The government also wants input to help determine the type of research infrastructure projects the Canada Foundation for Innovation funds. Eliot Phillipson, CFI President and CEO, explained that $600-million of the agency's whopping $750-million increase will back one or more new competitions in which "there's going to be a little more direction" from Ottawa. The government is to help draft the call for proposals to ensure it fits with its priorities.

But Dr. Phillipson stressed the competition will still be peer-reviewed and that "a lot of people mistakenly assume government will pick the projects."

He said the new money gives CFI the ability to produce world-class research infrastructure that he compared to "souped-up race cars." But, researchers, he acknowledged, are the drivers.

Staying in Canada

If labs are like race cars, Charlie Boone drives a Lamborghini. Canada Research Chair in Proteomics, Bioinformatics and Functional Genomics at U of T, Dr. Boone works inside the award-winning tower of the Terrence Donnelly building.

Together with Brenda Andrews, chair of U of T's Banting and Best Department of Medical Research, they run one of the world's few systems-biology labs, tackling how life works at the molecular level.

But with flat funding to CIHR grants and no new money pledged to Genome Canada, the agency that routinely backs large-scale science, the Boone-Andrews labs - which support more than 50 staff - will run out of money in December.

"We have a fairly short time frame in which to come up with a solution," said Dr. Andrews.

"I think it's a fundamental philosophy of the Conservative government that they don't see the value in basic research," said Dr. Boone. "We'd like to stay in Canada," he adds, "but there's only two options: You stick it out and wait till the government changes or you go somewhere else."

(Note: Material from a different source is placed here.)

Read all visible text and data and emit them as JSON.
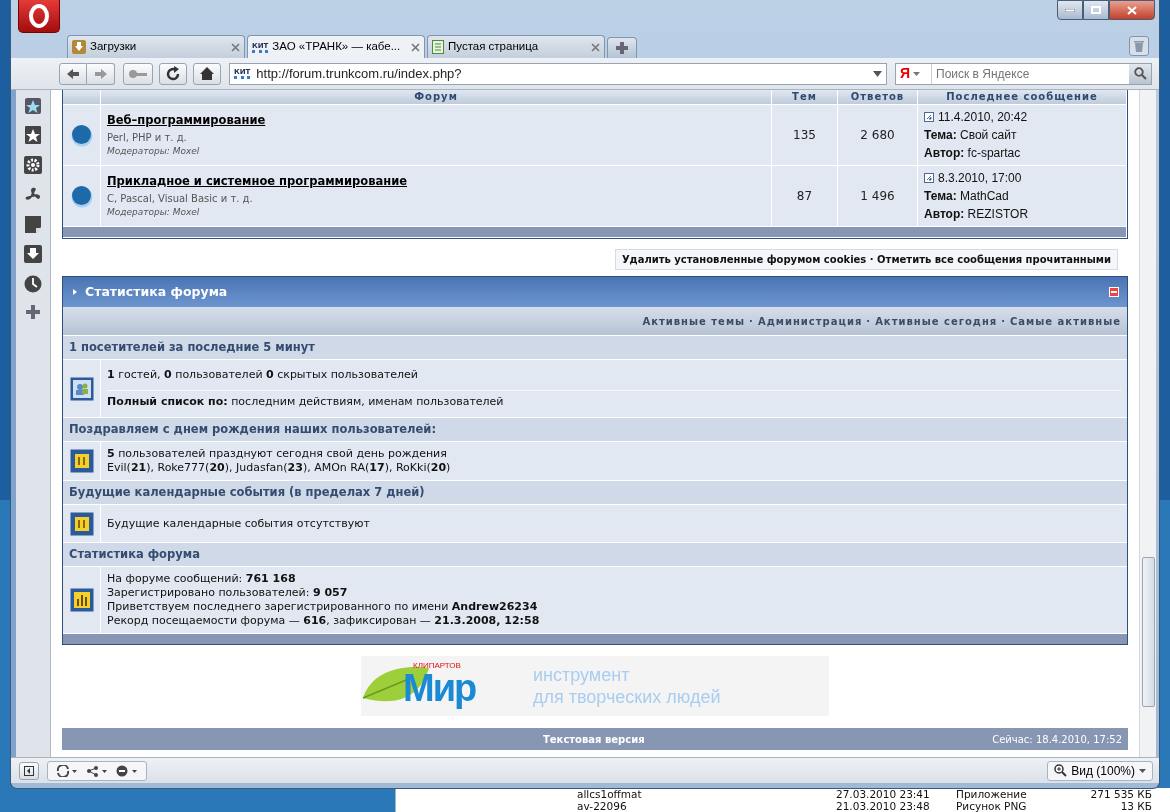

CIHR president Alain Beaudet said he is "confident money will come in the future, when there is more economic certainty."

CAUT, however, is less confident. It was the position of researchers fretting for the future the lobby group hoped to represent at last week's meeting with Mr. Goodyear.

They had barely begun to state their case, Mr. Robinson said, when the minister accused them of twisting facts.

When CAUT staff said the Conservatives have a spotty record on science and noted they abolished the office of the national science adviser, Mr. Robinson said, the minister's assistant screamed at them to shut up.

"Then the minister said, 'You've burned all your bridges with us!' and they stormed out.

"In all the meetings I've been in like this, I've never been shouted at and told to shut up," Mr. Robinson said. The civil servant who escorted them to the elevator suggested it would not even be a good idea to return to the minister's office to collect their coats, he said. Instead, she retrieved them.